Elena Franchi is the author of two books on the protection of Italian cultural heritage during the Second World War: I viaggi dell’assunta: La protezione del patrimonio artistico veneziano durante i conflitti mondiali (Pisa, Edizioni PLUS, 2010), and Arte in assetto di guerra: Protezione e distruzione del patrimonio artistico a Pisa durante la seconda guerra mondiale (Pisa, ETS, 2006). She has been involved in a project on the study of “Kunstschutz”, a German military unit created for the protection of cultural heritage during the war. In 2009 she was nominated for an Emmy Award - “Research” for the American documentary The Rape of Europa, 2006, filmmakers Richard Berge, Bonni Cohen e Nicole Newnham, on the spoils of works of art in Europe during the Second World War. Ms. Franchi will present “Under the Protection of the Holy See: The Florentine Works of Art and Their Moving to Alto Adige in 1944”.
Charlotte Woodhead, an Assistant Professor at the University of Warwick will present “Assessing the Moral Strength of Holocaust Art Restitution Claims”:
"This paper will analyze recent recommendations of the United Kingdom’s Spoliation Advisory Panel, which hears claims relating to World War II spoliation of cultural objects, and in particular the different aspects of the moral considerations.

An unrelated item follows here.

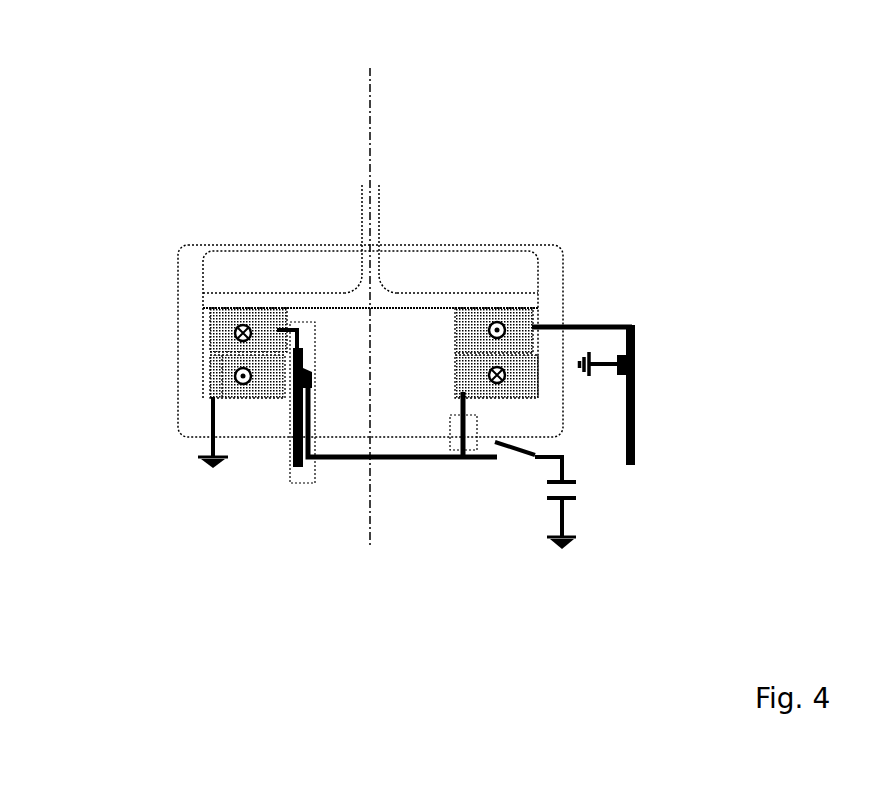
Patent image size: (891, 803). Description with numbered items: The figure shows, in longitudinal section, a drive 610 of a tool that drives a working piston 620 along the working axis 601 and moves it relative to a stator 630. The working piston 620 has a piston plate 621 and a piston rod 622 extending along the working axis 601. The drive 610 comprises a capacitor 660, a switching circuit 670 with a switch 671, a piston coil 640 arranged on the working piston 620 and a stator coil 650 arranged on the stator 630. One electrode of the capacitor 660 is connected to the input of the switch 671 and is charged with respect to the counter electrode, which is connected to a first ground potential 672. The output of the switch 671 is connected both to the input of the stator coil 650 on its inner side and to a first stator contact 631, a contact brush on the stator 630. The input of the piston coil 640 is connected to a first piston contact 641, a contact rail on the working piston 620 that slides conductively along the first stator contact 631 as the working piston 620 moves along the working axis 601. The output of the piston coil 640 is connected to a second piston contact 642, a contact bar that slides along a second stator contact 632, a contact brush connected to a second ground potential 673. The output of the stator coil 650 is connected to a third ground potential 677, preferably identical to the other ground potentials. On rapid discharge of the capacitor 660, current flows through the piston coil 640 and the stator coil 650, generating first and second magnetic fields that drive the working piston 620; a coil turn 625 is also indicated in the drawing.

It will focus on the two primary considerations of the Panel: the circumstances in which the pre-war owner lost possession of the object (the immorality of deprivation) and any moral obligation of the institution in terms of the circumstances in which they acquired the object (the immorality of acquisition). However, other matters appear to influence the moral strength of the claimants’ claims or the remedy, which they receive. In cases where the claimants or their forbears received post-war compensation the Panel also analyses any potential unjust enrichment of claimants were the object to be returned or monetary recompense awarded. The public interest in the cultural object is also a consideration when determining whether or not to return the object rather than to make a financial award. This paper will analyze how far the Panel’s decisions differ from those which would be based on purely legal considerations (assuming the absence of statutes of limitation) and will make some comparisons with similar panels set up abroad to deal with the restitution of spoliated cultural objects."
Charlotte Woodhead's research focuses on cultural heritage law and in particular the recognition and enforcement of property rights in respect of objects of cultural heritage. She has written articles on the restitution and repatriation of objects from museum collections including the work of the Spoliation Advisory Panel and the repatriation of human remains. She is currently pursuing doctoral studies in cultural heritage at the University of Leicester.